The idea hearkens back to the older idea of second labels, a wine industry tradition that began in the 1870s in Bordeaux. Second labels were adopted in California in the 1970s, and for a time the category had a major market impact here for bargain hunters.
Second labels were a prestige winery’s lower-priced version of its main label, intended to offer good value for a wine that wasn’t up to the standard of the main label.
In Bordeaux, some of the finest houses developed second labels, like Pavillon Rouge of Chateau Margaux and Carruades de Lafite-Rothschild. In most cases, the wines weren’t from the primary (mature) estate vineyards, but were from the same varieties from younger vines, made by the same winemakers.
As good values, they eventually grew into a serious category and by the 1980s, many budget-conscious Americans swore by the quality of Bordeaux second wines.

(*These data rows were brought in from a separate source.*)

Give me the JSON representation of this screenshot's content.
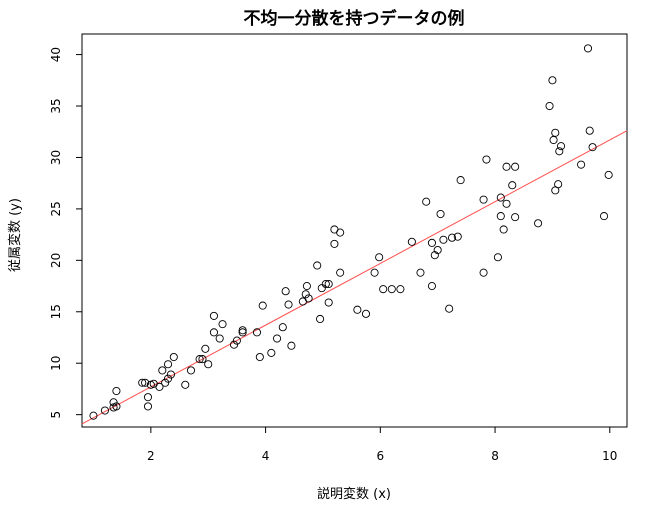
{
  "chart_data": {
    "type": "scatter",
    "title": "不均一分散を持つデータの例",
    "xlabel": "説明変数 (x)",
    "ylabel": "従属変数 (y)",
    "xlim": [
      0.8,
      10.3
    ],
    "ylim": [
      3.8,
      42.0
    ],
    "x_ticks": [
      "2",
      "4",
      "6",
      "8",
      "10"
    ],
    "y_ticks": [
      "5",
      "10",
      "15",
      "20",
      "25",
      "30",
      "35",
      "40"
    ],
    "grid": false,
    "legend": "none",
    "point_color": "#000000",
    "line_color": "#ff4d4d",
    "regression_line": {
      "intercept": 1.7,
      "slope": 3.0
    },
    "points": [
      [
        1.0,
        4.9
      ],
      [
        1.2,
        5.4
      ],
      [
        1.35,
        5.7
      ],
      [
        1.4,
        5.8
      ],
      [
        1.35,
        6.2
      ],
      [
        1.4,
        7.3
      ],
      [
        1.85,
        8.1
      ],
      [
        1.9,
        8.1
      ],
      [
        1.95,
        5.8
      ],
      [
        1.95,
        6.7
      ],
      [
        2.0,
        7.9
      ],
      [
        2.05,
        8.0
      ],
      [
        2.15,
        7.7
      ],
      [
        2.2,
        9.3
      ],
      [
        2.25,
        8.1
      ],
      [
        2.3,
        8.5
      ],
      [
        2.3,
        9.9
      ],
      [
        2.35,
        8.9
      ],
      [
        2.4,
        10.6
      ],
      [
        2.6,
        7.9
      ],
      [
        2.7,
        9.3
      ],
      [
        2.85,
        10.4
      ],
      [
        2.9,
        10.4
      ],
      [
        2.95,
        11.4
      ],
      [
        3.0,
        9.9
      ],
      [
        3.1,
        13.0
      ],
      [
        3.1,
        14.6
      ],
      [
        3.2,
        12.4
      ],
      [
        3.25,
        13.8
      ],
      [
        3.45,
        11.8
      ],
      [
        3.5,
        12.2
      ],
      [
        3.6,
        13.2
      ],
      [
        3.6,
        13.0
      ],
      [
        3.85,
        13.0
      ],
      [
        3.9,
        10.6
      ],
      [
        3.95,
        15.6
      ],
      [
        4.1,
        11.0
      ],
      [
        4.2,
        12.4
      ],
      [
        4.3,
        13.5
      ],
      [
        4.35,
        17.0
      ],
      [
        4.4,
        15.7
      ],
      [
        4.45,
        11.7
      ],
      [
        4.65,
        16.0
      ],
      [
        4.7,
        16.7
      ],
      [
        4.72,
        17.5
      ],
      [
        4.75,
        16.3
      ],
      [
        4.9,
        19.5
      ],
      [
        4.95,
        14.3
      ],
      [
        4.98,
        17.3
      ],
      [
        5.05,
        17.7
      ],
      [
        5.1,
        15.9
      ],
      [
        5.1,
        17.7
      ],
      [
        5.2,
        21.6
      ],
      [
        5.2,
        23.0
      ],
      [
        5.3,
        22.7
      ],
      [
        5.3,
        18.8
      ],
      [
        5.6,
        15.2
      ],
      [
        5.75,
        14.8
      ],
      [
        5.9,
        18.8
      ],
      [
        5.98,
        20.3
      ],
      [
        6.05,
        17.2
      ],
      [
        6.2,
        17.2
      ],
      [
        6.35,
        17.2
      ],
      [
        6.55,
        21.8
      ],
      [
        6.7,
        18.8
      ],
      [
        6.8,
        25.7
      ],
      [
        6.9,
        17.5
      ],
      [
        6.9,
        21.7
      ],
      [
        6.95,
        20.5
      ],
      [
        7.0,
        21.0
      ],
      [
        7.05,
        24.5
      ],
      [
        7.1,
        22.0
      ],
      [
        7.2,
        15.3
      ],
      [
        7.25,
        22.2
      ],
      [
        7.35,
        22.3
      ],
      [
        7.4,
        27.8
      ],
      [
        7.8,
        18.8
      ],
      [
        7.8,
        25.9
      ],
      [
        7.85,
        29.8
      ],
      [
        8.05,
        20.3
      ],
      [
        8.1,
        24.3
      ],
      [
        8.1,
        26.1
      ],
      [
        8.15,
        23.0
      ],
      [
        8.2,
        25.5
      ],
      [
        8.2,
        29.1
      ],
      [
        8.3,
        27.3
      ],
      [
        8.35,
        24.2
      ],
      [
        8.35,
        29.1
      ],
      [
        8.75,
        23.6
      ],
      [
        8.95,
        35.0
      ],
      [
        9.0,
        37.5
      ],
      [
        9.02,
        31.7
      ],
      [
        9.05,
        26.8
      ],
      [
        9.05,
        32.4
      ],
      [
        9.1,
        27.4
      ],
      [
        9.12,
        30.6
      ],
      [
        9.15,
        31.1
      ],
      [
        9.5,
        29.3
      ],
      [
        9.62,
        40.6
      ],
      [
        9.65,
        32.6
      ],
      [
        9.7,
        31.0
      ],
      [
        9.9,
        24.3
      ],
      [
        9.98,
        28.3
      ]
    ]
  }
}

California wineries adopted the idea when prices for the top wines rose above what most consumers could afford. Prices for top 1974 Napa cabernets had risen to the exalted level of $7.50 per bottle (a lot back then.) Second labels could be sold for $4.50, and they commanded much attention.

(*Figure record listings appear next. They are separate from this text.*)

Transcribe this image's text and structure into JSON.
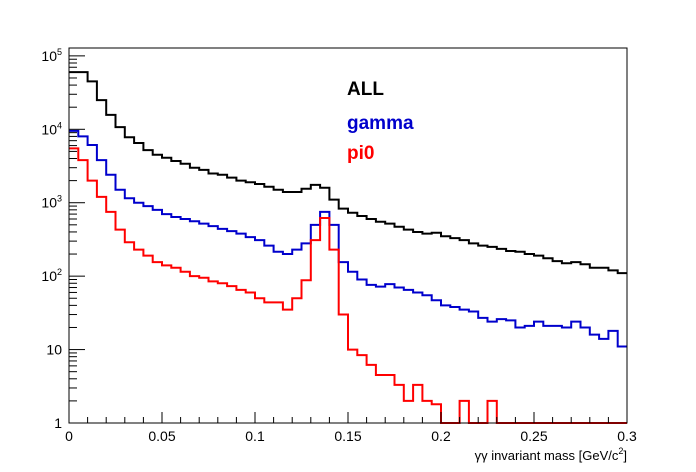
{
  "chart_data": {
    "type": "histogram",
    "title": "",
    "xlabel": "γγ invariant mass [GeV/c²]",
    "xlabel_main": "γγ invariant mass [GeV/c",
    "xlabel_sup": "2",
    "xlabel_end": "]",
    "ylabel": "",
    "xlim": [
      0,
      0.3
    ],
    "ylim": [
      1,
      128000
    ],
    "yscale": "log",
    "bin_width": 0.005,
    "x_ticks": [
      "0",
      "0.05",
      "0.1",
      "0.15",
      "0.2",
      "0.25",
      "0.3"
    ],
    "x_tick_values": [
      0,
      0.05,
      0.1,
      0.15,
      0.2,
      0.25,
      0.3
    ],
    "y_ticks": [
      {
        "value": 1,
        "base": "1",
        "exp": ""
      },
      {
        "value": 10,
        "base": "10",
        "exp": ""
      },
      {
        "value": 100,
        "base": "10",
        "exp": "2"
      },
      {
        "value": 1000,
        "base": "10",
        "exp": "3"
      },
      {
        "value": 10000,
        "base": "10",
        "exp": "4"
      },
      {
        "value": 100000,
        "base": "10",
        "exp": "5"
      }
    ],
    "legend_placement": "top-center",
    "series": [
      {
        "name": "ALL",
        "color": "#000000",
        "values": [
          60000,
          60000,
          45000,
          25000,
          15700,
          10700,
          7800,
          6500,
          5200,
          4500,
          4100,
          3700,
          3400,
          3000,
          2800,
          2500,
          2400,
          2200,
          2000,
          1900,
          1800,
          1650,
          1500,
          1400,
          1400,
          1550,
          1750,
          1600,
          1100,
          830,
          730,
          660,
          600,
          550,
          520,
          470,
          430,
          400,
          380,
          390,
          350,
          330,
          310,
          280,
          260,
          250,
          235,
          220,
          215,
          200,
          190,
          175,
          160,
          150,
          155,
          145,
          130,
          130,
          120,
          110
        ]
      },
      {
        "name": "gamma",
        "color": "#0000cc",
        "values": [
          9500,
          8000,
          6100,
          3800,
          2400,
          1500,
          1150,
          1000,
          900,
          800,
          700,
          640,
          600,
          560,
          520,
          480,
          440,
          410,
          380,
          340,
          310,
          260,
          215,
          200,
          230,
          280,
          500,
          750,
          500,
          155,
          115,
          90,
          76,
          72,
          78,
          70,
          65,
          60,
          55,
          47,
          40,
          38,
          35,
          33,
          27,
          24,
          26,
          25,
          20,
          21,
          24,
          21,
          21,
          20,
          24,
          20,
          16,
          14,
          18,
          11
        ]
      },
      {
        "name": "pi0",
        "color": "#ff0000",
        "values": [
          5500,
          3800,
          2000,
          1200,
          750,
          430,
          290,
          230,
          190,
          155,
          140,
          130,
          115,
          100,
          95,
          85,
          80,
          73,
          65,
          60,
          50,
          44,
          44,
          35,
          50,
          88,
          310,
          620,
          230,
          30,
          10,
          8.4,
          6.2,
          4.5,
          4.5,
          3.3,
          2,
          3.3,
          2,
          1.8,
          0,
          0,
          2,
          0,
          0,
          2,
          0,
          0,
          0,
          0,
          1,
          0,
          0,
          0,
          0,
          0,
          0,
          0,
          0,
          0
        ]
      }
    ]
  }
}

Most had less cellar-aging and were simpler but often represented great value. As a result, the market began seeing wines like Chalone’s “Chaparral” Chardonnay priced a lot less than Chalone Chardonnay. And quality was very good for the price.
Other second labels of the day included Bell Canyon (Burgess), Bel Arbor (Fetzer), LaBelle (Raymond), Riverside Farm (Foppiano), Hawk Crest (Stag’s Leap) and many others. (Some second labels are no longer being used.)

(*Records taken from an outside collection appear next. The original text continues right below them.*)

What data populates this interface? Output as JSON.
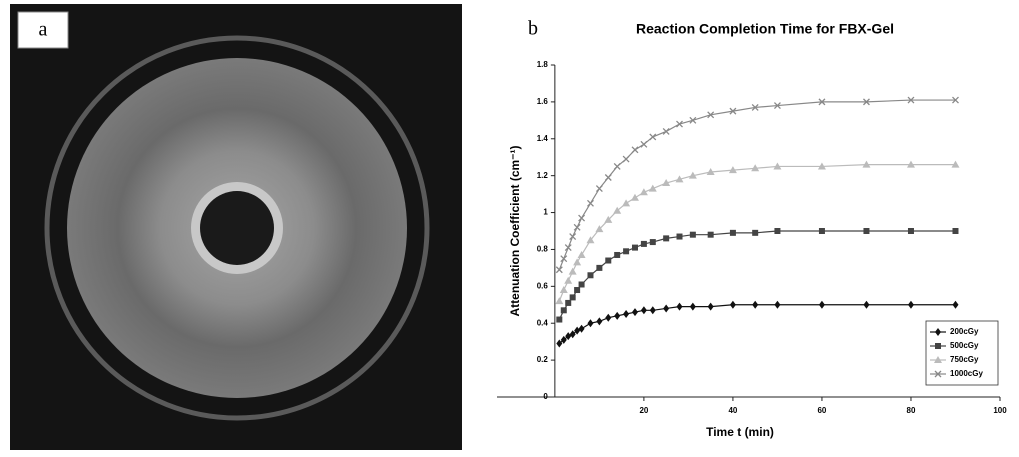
{
  "panel_labels": [
    "a",
    "b"
  ],
  "chart_data": {
    "type": "line",
    "title": "Reaction Completion Time for FBX-Gel",
    "x_label": "Time t (min)",
    "y_label": "Attenuation Coefficient (cm⁻¹)",
    "x": [
      1,
      2,
      3,
      4,
      5,
      6,
      8,
      10,
      12,
      14,
      16,
      18,
      20,
      22,
      25,
      28,
      31,
      35,
      40,
      45,
      50,
      60,
      70,
      80,
      90
    ],
    "series": [
      {
        "name": "200cGy",
        "color": "#111111",
        "marker": "diamond",
        "values": [
          0.29,
          0.31,
          0.33,
          0.34,
          0.36,
          0.37,
          0.4,
          0.41,
          0.43,
          0.44,
          0.45,
          0.46,
          0.47,
          0.47,
          0.48,
          0.49,
          0.49,
          0.49,
          0.5,
          0.5,
          0.5,
          0.5,
          0.5,
          0.5,
          0.5
        ]
      },
      {
        "name": "500cGy",
        "color": "#444444",
        "marker": "square",
        "values": [
          0.42,
          0.47,
          0.51,
          0.54,
          0.58,
          0.61,
          0.66,
          0.7,
          0.74,
          0.77,
          0.79,
          0.81,
          0.83,
          0.84,
          0.86,
          0.87,
          0.88,
          0.88,
          0.89,
          0.89,
          0.9,
          0.9,
          0.9,
          0.9,
          0.9
        ]
      },
      {
        "name": "750cGy",
        "color": "#bbbbbb",
        "marker": "triangle",
        "values": [
          0.52,
          0.58,
          0.63,
          0.68,
          0.73,
          0.77,
          0.85,
          0.91,
          0.96,
          1.01,
          1.05,
          1.08,
          1.11,
          1.13,
          1.16,
          1.18,
          1.2,
          1.22,
          1.23,
          1.24,
          1.25,
          1.25,
          1.26,
          1.26,
          1.26
        ]
      },
      {
        "name": "1000cGy",
        "color": "#888888",
        "marker": "x",
        "values": [
          0.69,
          0.75,
          0.81,
          0.87,
          0.92,
          0.97,
          1.05,
          1.13,
          1.19,
          1.25,
          1.29,
          1.34,
          1.37,
          1.41,
          1.44,
          1.48,
          1.5,
          1.53,
          1.55,
          1.57,
          1.58,
          1.6,
          1.6,
          1.61,
          1.61
        ]
      }
    ],
    "xlim": [
      -13,
      100
    ],
    "xticks": [
      20,
      40,
      60,
      80,
      100
    ],
    "ylim": [
      0,
      1.8
    ],
    "yticks": [
      0,
      0.2,
      0.4,
      0.6,
      0.8,
      1,
      1.2,
      1.4,
      1.6,
      1.8
    ],
    "grid": false,
    "legend": "lower right"
  }
}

In most cases, second-label wines were varietals that mirrored the primary label. For example, if the primary brand had a chardonnay, cabernet, merlot, and sauvignon blanc, so did the second label, occasionally from purchased fruit or from young vines.
Second labels began to decline in the last two decades as larger wineries simply created new, stand-alone brands at different price niches. If a winery’s main line sold for $35 a bottle, it might create additional lines to sell for $20, $13 and $10 (or less).
In most cases, the primary brand’s name wasn’t mentioned on the label, and some second lines had no connection to the primary brand.
Some were perfectly happy to let consumers know who made the wine. Examples include Novy, a brand developed by Adam and Dianna Lee of Siduri years ago, and Decoy, Duckhorn’s value-oriented line.
Add to that list the multi-labeled diversity of Mendocino’s Greg Graziano, who has four different lines: St. Gregory (homage to Burgundy), Monte Volpe (aimed at Tuscan and Friuli styles); Enotria (styled after Italy’s Piemonte), and the California-esque Graziano brand.
Now enter a new category of “second” wine: the parallel brand, supported by Ramey and other top-rate wineries. This is a relatively new phenomenon that allows wineries that specialize in some wines to delve into other things without competing with themselves.
One of the best is Cathy Corison’s small Corazón and Helios brands. This parallel project doesn’t clash with Corison’s main focus, which is stylish Napa Valley cabernet.